An RPC call to a server to determine the location of a symbolic link returns a path that is interpreted on the client but might point to a file system that has not been mounted by the client. If a client mounts a directory containing a symbolic link, the target must also be mounted by the client for the file to be accessible.
Client for NFS can optionally check a local, manually populated configuration file for the correct locations of the targets of symbolic links.
For example, the system administrator of a UNIX-based NFS server, server1 , creates a symbolic link named "public" that points to a fictitious directory, / server2 . The ls -l command shows the following:
lrwxrwxrwx 2 root other 8 Jul 1 16:25 public->/server2
Then, on the computer running Client for NFS, or on a network file system that is accessible to it, the system administrator creates a text file listing anticipated symbolic links with entries like the following:
When the computer running Client for NFS connects to the exported file system on server1, it resolves the symbolic link, public, and initiates an NFS connection to \server2:\sharename. This allows the client to view files stored on the remote server, server2.
File locking allows a process to have exclusive access to a file or part of a file. File locking is implemented on the server and the client. A server restarted after a crash attempts to restore the lock status to the previous condition. If the client crashes, the server releases the lock. However, after the client restarts, it has a short period of time to reclaim the lock. When a file is locked, the buffer cache is not used for that file. Each write request is immediately sent to the server.
File locking is implemented differently under BSD UNIX compared to System V UNIX, which are the two versions of UNIX from which most current UNIX operating systems descend. BSD has a locking mechanism only for local files; System V locks are handled separately from the NFS protocol by an RPC lock daemon, lockd , and a status monitoring daemon, statd , which monitors status and provides crash and recovery functions for NFS locking. The lock daemon runs on both the client and the server to process lock requests and lock releases. The Network Lock Manager (NLM) protocol defines the communication between remote lock daemons.
File caching involves storing frequently used information in quickly accessed memory. The UNIX buffer cache is a portion of the system's memory that is allocated for file blocks that have been recently referenced. In NFS, file caching is used on the client to eliminate some RPC requests over the network and used on the server to improve data throughput. NFS maintains data integrity despite the existence of client-side and server-side caches.
The NFS redirector uses the Windows NT system cache when it opens a file for read or read/write access. When data is written to the file, it is also written to the cache. The data is flushed to the redirector later. If an unrecoverable network error occurs while the data is being transferred to the remote server, the write request might fail. In this case, the user sees a system message.
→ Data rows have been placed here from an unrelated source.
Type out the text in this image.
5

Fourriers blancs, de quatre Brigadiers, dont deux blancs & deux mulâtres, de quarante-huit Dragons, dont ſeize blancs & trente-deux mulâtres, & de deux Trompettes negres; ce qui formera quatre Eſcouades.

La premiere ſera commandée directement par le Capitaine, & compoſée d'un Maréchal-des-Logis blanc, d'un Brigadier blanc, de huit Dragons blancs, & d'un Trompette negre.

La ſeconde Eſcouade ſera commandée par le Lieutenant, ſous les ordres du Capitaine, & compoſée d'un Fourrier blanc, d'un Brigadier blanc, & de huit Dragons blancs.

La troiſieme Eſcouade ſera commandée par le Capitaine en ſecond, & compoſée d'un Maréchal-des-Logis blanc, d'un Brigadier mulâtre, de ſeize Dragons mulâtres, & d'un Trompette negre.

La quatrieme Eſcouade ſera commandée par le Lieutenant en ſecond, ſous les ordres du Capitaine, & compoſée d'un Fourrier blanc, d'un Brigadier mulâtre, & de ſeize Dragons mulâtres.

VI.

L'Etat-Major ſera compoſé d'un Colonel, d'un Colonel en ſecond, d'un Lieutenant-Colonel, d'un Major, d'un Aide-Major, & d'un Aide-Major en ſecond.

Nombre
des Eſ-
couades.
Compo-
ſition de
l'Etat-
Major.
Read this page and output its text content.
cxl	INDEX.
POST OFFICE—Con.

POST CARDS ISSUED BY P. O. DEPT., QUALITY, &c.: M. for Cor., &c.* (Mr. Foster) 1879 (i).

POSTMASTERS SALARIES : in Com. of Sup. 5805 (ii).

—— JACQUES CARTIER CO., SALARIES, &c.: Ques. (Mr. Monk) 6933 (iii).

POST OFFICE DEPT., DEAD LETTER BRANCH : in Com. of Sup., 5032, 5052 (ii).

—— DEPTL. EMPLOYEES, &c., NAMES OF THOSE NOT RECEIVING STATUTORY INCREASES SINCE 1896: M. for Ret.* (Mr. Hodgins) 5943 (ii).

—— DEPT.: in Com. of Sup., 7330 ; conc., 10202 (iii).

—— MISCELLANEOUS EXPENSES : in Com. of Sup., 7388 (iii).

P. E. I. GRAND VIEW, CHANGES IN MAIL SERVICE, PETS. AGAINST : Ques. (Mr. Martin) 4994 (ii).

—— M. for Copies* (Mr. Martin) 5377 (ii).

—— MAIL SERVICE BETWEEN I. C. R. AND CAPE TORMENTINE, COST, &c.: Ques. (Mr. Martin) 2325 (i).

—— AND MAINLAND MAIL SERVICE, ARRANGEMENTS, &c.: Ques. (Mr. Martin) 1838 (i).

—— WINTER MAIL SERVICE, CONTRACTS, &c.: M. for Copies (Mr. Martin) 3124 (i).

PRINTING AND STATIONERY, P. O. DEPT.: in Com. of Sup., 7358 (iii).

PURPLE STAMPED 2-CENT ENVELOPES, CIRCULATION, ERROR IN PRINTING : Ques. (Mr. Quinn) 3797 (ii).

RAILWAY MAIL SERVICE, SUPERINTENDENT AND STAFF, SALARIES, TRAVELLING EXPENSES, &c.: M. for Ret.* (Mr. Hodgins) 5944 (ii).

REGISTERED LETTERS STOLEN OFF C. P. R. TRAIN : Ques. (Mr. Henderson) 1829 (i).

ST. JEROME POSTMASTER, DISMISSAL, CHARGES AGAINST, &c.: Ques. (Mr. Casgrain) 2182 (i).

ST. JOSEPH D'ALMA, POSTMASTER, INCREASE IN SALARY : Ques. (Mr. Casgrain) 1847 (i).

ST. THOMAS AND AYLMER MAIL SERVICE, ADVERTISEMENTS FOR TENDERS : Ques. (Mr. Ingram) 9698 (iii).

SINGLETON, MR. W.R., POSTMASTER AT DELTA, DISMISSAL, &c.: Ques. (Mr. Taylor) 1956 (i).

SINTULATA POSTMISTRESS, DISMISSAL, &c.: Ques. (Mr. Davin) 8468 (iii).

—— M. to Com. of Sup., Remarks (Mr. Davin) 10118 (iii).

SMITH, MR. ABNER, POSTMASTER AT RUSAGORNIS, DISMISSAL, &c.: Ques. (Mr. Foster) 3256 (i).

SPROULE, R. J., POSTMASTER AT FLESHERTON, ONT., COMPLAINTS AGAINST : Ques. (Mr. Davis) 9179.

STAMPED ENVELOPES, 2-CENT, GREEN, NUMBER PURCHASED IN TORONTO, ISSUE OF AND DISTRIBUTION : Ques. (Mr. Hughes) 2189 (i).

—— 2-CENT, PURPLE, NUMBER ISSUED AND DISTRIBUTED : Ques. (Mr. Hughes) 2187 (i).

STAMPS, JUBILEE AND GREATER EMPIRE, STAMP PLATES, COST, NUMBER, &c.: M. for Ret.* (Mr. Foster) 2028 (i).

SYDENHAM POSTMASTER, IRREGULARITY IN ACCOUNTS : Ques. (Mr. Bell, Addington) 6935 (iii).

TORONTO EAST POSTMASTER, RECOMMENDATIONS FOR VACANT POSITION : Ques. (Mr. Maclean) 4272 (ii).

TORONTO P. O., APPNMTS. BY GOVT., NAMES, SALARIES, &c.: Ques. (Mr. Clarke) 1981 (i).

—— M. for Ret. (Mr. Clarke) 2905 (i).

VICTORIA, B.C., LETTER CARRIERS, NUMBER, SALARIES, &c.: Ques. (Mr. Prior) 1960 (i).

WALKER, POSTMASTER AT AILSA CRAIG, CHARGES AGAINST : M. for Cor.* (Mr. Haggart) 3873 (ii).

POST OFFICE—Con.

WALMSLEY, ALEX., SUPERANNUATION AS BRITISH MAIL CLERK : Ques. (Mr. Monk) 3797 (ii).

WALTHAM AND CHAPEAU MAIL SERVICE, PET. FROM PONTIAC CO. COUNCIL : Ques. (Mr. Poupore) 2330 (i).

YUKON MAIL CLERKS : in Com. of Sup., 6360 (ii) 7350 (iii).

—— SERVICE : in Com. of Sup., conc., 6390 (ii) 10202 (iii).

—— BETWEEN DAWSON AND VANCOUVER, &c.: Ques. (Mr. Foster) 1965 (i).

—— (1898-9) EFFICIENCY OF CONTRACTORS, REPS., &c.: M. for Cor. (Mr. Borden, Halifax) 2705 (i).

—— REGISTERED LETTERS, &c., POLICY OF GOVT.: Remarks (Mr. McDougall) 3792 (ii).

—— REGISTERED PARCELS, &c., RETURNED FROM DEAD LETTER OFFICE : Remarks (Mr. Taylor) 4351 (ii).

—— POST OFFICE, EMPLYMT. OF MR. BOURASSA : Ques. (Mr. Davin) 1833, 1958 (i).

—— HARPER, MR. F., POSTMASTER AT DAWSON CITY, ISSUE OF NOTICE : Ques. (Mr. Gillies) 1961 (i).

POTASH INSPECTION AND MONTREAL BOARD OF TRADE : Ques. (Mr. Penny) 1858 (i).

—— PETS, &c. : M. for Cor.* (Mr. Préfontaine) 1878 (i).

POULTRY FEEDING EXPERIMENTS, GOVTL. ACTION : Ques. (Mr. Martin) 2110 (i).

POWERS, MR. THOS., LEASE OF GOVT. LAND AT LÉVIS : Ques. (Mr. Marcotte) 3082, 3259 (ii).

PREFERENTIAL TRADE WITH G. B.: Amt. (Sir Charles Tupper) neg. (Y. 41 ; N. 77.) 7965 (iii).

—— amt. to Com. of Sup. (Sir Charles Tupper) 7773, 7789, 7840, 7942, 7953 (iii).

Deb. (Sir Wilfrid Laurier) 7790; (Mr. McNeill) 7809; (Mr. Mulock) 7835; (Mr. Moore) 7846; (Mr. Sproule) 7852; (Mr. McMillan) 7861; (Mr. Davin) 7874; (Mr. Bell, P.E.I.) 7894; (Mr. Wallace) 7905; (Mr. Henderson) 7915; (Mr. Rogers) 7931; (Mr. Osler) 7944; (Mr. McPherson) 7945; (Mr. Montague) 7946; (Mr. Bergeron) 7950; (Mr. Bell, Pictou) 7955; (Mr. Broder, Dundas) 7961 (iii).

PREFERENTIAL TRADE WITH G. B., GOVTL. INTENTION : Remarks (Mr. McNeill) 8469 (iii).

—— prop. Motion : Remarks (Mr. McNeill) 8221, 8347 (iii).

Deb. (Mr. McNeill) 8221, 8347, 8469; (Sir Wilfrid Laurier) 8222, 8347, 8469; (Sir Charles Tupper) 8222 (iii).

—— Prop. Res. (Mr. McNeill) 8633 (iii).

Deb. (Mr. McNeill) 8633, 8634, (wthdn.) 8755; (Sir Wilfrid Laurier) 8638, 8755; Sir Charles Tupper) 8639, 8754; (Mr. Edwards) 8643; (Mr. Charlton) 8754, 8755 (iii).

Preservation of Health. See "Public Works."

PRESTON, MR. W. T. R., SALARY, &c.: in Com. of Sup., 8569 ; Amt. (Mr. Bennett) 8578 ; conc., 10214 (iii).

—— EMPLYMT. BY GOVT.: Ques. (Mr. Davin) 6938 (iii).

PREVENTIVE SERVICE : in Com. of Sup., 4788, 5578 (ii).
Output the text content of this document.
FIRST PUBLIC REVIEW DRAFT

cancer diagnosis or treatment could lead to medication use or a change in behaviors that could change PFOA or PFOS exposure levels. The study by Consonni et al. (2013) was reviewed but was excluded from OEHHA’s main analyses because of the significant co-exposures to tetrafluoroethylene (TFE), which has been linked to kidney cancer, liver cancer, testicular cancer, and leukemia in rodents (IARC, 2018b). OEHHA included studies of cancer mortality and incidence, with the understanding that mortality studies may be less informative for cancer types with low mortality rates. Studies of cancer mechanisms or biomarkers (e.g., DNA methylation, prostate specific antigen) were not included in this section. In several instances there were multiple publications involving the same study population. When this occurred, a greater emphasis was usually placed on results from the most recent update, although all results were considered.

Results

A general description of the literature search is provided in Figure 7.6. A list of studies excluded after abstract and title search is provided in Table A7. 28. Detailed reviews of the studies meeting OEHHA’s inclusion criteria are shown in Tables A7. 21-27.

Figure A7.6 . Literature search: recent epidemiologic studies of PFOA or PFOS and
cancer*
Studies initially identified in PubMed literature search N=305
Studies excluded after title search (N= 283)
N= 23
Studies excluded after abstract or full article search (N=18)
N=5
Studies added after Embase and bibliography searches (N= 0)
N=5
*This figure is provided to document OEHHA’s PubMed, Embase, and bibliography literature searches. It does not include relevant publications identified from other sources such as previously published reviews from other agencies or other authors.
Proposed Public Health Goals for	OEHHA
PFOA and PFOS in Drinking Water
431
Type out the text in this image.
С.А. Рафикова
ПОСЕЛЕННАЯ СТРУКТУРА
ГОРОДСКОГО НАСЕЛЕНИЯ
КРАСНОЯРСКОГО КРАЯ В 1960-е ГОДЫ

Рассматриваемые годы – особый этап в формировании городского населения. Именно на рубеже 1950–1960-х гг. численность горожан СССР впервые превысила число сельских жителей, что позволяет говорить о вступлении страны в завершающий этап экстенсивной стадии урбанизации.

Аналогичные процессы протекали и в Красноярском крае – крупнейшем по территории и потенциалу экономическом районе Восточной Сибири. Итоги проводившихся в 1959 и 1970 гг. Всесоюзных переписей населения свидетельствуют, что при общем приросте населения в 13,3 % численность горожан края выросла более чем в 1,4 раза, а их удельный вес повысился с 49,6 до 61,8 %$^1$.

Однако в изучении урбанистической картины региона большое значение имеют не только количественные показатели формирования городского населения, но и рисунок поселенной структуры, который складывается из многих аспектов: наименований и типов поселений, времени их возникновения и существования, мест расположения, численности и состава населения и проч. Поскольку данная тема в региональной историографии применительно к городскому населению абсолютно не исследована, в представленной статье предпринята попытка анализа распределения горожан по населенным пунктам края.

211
The Windows NT cache manager also does read-ahead, in which the next file block is read in advance and stored in the buffer cache. As a result, a one-to-one mapping between an application read/write request and an NFS call does not exist.
The NFS redirector supports file locking, using the Network Lock Manager (NLM) protocol, to ensure data consistency. If file locking is disabled, data caching is enabled.
File caching is not provided on Server for NFS.